ALBERT

Description: The spectral complex conductivity of a water-bearing sand during interaction with carbon dioxide (CO 2 ) is influenced by multiple, simultaneous processes. These processes include partial saturation due to the replacement of conductive pore water with CO 2 and chemical interaction of the reactive CO 2 with the bulk fluid and the grain-water interface. We present a laboratory study on the spectral induced polarization of water-bearing sands during exposure to and flow-through by CO 2 . Conductivity spectra were measured successfully at pressures up to 30 MPa and 80 °C during active flow and at steady-state conditions concentrating on the frequency range between 0.0014 and 100 Hz. The frequency range between 0.1 and 100 Hz turned out to be most indicative for potential monitoring applications. The presented data show that the impact of CO 2 on the electrolytic conductivity may be covered by a model for pore-water conductivity, which depends on salinity, pressure and temperature and has been derived from earlier investigations of the pore-water phase. The new data covering the three-phase system CO 2 -brine-sand further show that chemical interaction causes a reduction of surface conductivity by almost 20 per cent, which could be related to the low pH-value in the acidic environment due to CO 2 dissolution and the dissociation of carbonic acid.
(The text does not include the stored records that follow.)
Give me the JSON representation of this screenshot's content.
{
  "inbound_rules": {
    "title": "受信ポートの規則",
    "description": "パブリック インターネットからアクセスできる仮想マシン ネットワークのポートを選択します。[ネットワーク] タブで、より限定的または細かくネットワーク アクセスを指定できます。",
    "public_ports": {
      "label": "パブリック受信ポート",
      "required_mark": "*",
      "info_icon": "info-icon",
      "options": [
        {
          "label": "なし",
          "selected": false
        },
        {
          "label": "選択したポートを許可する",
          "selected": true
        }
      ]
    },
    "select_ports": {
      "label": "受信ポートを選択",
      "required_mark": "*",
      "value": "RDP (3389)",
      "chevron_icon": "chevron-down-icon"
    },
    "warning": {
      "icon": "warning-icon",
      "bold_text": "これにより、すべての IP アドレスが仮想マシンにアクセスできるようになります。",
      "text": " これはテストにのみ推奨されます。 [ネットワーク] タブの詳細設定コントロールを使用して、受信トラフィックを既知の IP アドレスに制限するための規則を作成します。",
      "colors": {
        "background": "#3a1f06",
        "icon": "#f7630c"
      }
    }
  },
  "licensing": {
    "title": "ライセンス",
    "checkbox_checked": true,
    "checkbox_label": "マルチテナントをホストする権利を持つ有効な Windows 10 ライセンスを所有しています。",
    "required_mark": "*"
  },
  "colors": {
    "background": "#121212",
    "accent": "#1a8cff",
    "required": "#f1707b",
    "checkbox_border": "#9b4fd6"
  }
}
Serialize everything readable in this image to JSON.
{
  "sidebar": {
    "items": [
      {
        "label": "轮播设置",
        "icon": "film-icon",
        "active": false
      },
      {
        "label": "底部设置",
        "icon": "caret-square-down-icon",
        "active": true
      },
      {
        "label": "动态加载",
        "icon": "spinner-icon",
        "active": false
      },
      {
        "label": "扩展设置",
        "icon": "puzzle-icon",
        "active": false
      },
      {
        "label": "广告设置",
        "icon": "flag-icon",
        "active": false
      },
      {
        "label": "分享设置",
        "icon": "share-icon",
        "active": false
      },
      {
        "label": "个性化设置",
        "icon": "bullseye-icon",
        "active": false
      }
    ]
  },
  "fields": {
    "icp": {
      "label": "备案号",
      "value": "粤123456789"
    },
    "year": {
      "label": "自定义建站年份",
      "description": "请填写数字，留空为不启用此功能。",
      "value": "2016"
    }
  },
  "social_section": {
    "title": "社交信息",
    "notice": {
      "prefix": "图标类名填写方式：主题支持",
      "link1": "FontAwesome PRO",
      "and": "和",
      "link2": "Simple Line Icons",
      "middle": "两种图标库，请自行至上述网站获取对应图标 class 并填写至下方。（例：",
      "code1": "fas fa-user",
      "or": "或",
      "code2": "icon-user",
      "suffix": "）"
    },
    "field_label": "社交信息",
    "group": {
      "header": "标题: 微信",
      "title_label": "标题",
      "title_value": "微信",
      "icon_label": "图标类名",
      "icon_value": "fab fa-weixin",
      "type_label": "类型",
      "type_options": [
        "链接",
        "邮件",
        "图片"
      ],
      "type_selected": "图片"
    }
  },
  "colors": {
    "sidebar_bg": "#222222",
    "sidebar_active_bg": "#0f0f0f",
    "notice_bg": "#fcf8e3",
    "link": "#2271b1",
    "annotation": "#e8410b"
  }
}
The quantification of the total CO 2 effect may be used as a correction during monitoring of a sequestration in terms of saturation. We show that this leads to a correct reconstruction of fluid saturation from electrical measurements. In addition, an indicator for changes of the inner surface area, which is related to mineral dissolution or precipitation processes, can be computed from the imaginary part of conductivity. The low frequency range between 0.0014 and 0.1 Hz shows additional characteristics, which deviate from the behaviour at higher frequencies. A Debye decomposition approach is applied to isolate the feature dominating the data at low frequencies. We conclude from our study that electrical conductivity is not only a highly sensitive indicator for CO 2 saturation in pore space. When it is measured in its full spectral and complex form it contains additional information on the chemical state of the system, which holds the potential of getting access to both saturation and interface properties with one monitoring method.